Well Ricardo, me old friend, me old darlin’, you were right damn your eyes. I picked up Outside of a Dog and read it straight through, cursing Rick when not laughing out loud or being infuriated by his opinions on William Blake, whom he seems to like except when he doesn’t, sharing his bafflement with Derrida (the paragraph he quotes is simply hilarious) but not his delight in Dr. Seuss’ Horton Hatches An Egg or Roald Dahl’s Matilda, the reading of which he accomplished while locked in the loo ignoring the increasingly desperate pleas of his family to vacate the facility. All the while wishing he would stop the endless name dropping, trying not to be impressed by the remarkable number of remarkable people he has known, and longing for him to start writing about the rare books he has won and lost with his business partner Peter Grogan—himself an esteemed bibliophile, oenophile (that’s a wine connoisseur, children), and author in his own right whose forthcoming memoir Gekoski Geschmoskoi is how I learned what TMI means. I await it with the proverbial bated breath.

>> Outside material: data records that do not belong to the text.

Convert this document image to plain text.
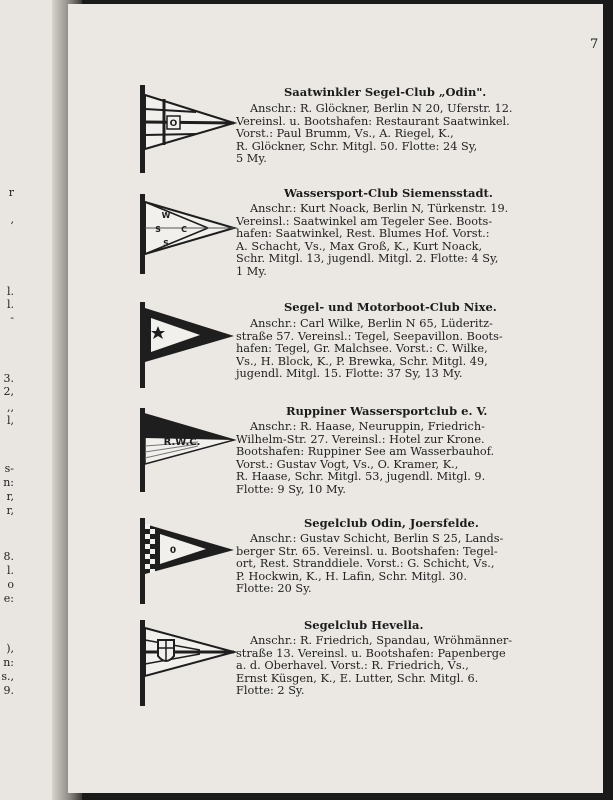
r
,
l.
l.
-
3.
2,
,,
l,
s-
n:
r,
r,
8.
l.
o
e:
),
n:
s.,
9.
7
O
Saatwinkler Segel-Club „Odin".
Anschr.: R. Glöckner, Berlin N 20, Uferstr. 12.
Vereinsl. u. Bootshafen: Restaurant Saatwinkel.
Vorst.: Paul Brumm, Vs., A. Riegel, K.,
R. Glöckner, Schr. Mitgl. 50. Flotte: 24 Sy,
5 My.
W
S	C
S
Wassersport-Club Siemensstadt.
Anschr.: Kurt Noack, Berlin N, Türkenstr. 19.
Vereinsl.: Saatwinkel am Tegeler See. Boots-
hafen: Saatwinkel, Rest. Blumes Hof. Vorst.:
A. Schacht, Vs., Max Groß, K., Kurt Noack,
Schr. Mitgl. 13, jugendl. Mitgl. 2. Flotte: 4 Sy,
1 My.
Segel- und Motorboot-Club Nixe.
Anschr.: Carl Wilke, Berlin N 65, Lüderitz-
straße 57. Vereinsl.: Tegel, Seepavillon. Boots-
hafen: Tegel, Gr. Malchsee. Vorst.: C. Wilke,
Vs., H. Block, K., P. Brewka, Schr. Mitgl. 49,
jugendl. Mitgl. 15. Flotte: 37 Sy, 13 My.
R.W.C.
Ruppiner Wassersportclub e. V.
Anschr.: R. Haase, Neuruppin, Friedrich-
Wilhelm-Str. 27. Vereinsl.: Hotel zur Krone.
Bootshafen: Ruppiner See am Wasserbauhof.
Vorst.: Gustav Vogt, Vs., O. Kramer, K.,
R. Haase, Schr. Mitgl. 53, jugendl. Mitgl. 9.
Flotte: 9 Sy, 10 My.
0
Segelclub Odin, Joersfelde.
Anschr.: Gustav Schicht, Berlin S 25, Lands-
berger Str. 65. Vereinsl. u. Bootshafen: Tegel-
ort, Rest. Stranddiele. Vorst.: G. Schicht, Vs.,
P. Hockwin, K., H. Lafin, Schr. Mitgl. 30.
Flotte: 20 Sy.
Segelclub Hevella.
Anschr.: R. Friedrich, Spandau, Wröhmänner-
straße 13. Vereinsl. u. Bootshafen: Papenberge
a. d. Oberhavel. Vorst.: R. Friedrich, Vs.,
Ernst Küsgen, K., E. Lutter, Schr. Mitgl. 6.
Flotte: 2 Sy.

Twenty-five titles, twenty-five rants, you pays your money and you takes your choice. Salinger, Eliot (T. S. not George, sadly), Freud (yawn), R. D. Laing (we called him Ronnie too but I didn’t realize there were actual Ronnies other than the two on the telly), Descartes, Hume, Yeats, Greene: I kept waiting to hear all about the daring auction bid, the lucky find in a Glasgow bookshop (it’s been known to happen, a few dollars for some Blake-like watercolors that turned into twenty million dollars’ worth of real Blake), the little old lady who wants to pay you to take away the dusty old books her late husband hoarded, a flat-out steal on the last day of a book fair from the stand right next to you, but not this time. For that, go back to Tolkien’s Gown (a.k.a. Nabokov’s Butterfly and Other Stories of Great Authors and Rare Books), which I also reviewed back in the day (“Gekoski and Me,” July/August 2005 edition of FB&C.)

You’re probably getting the message that this book fascinated, infuriated, amused, and depressed me by turns. You have to read it to get it and vice versa—and sadly that entails ordering it from the UK (my copy arrived from amazon.co.uk in about a week) or downloading it on to your Kindle. It’s worth it, trust me. No, really.

John Windle is an antiquarian bookseller in San Francisco.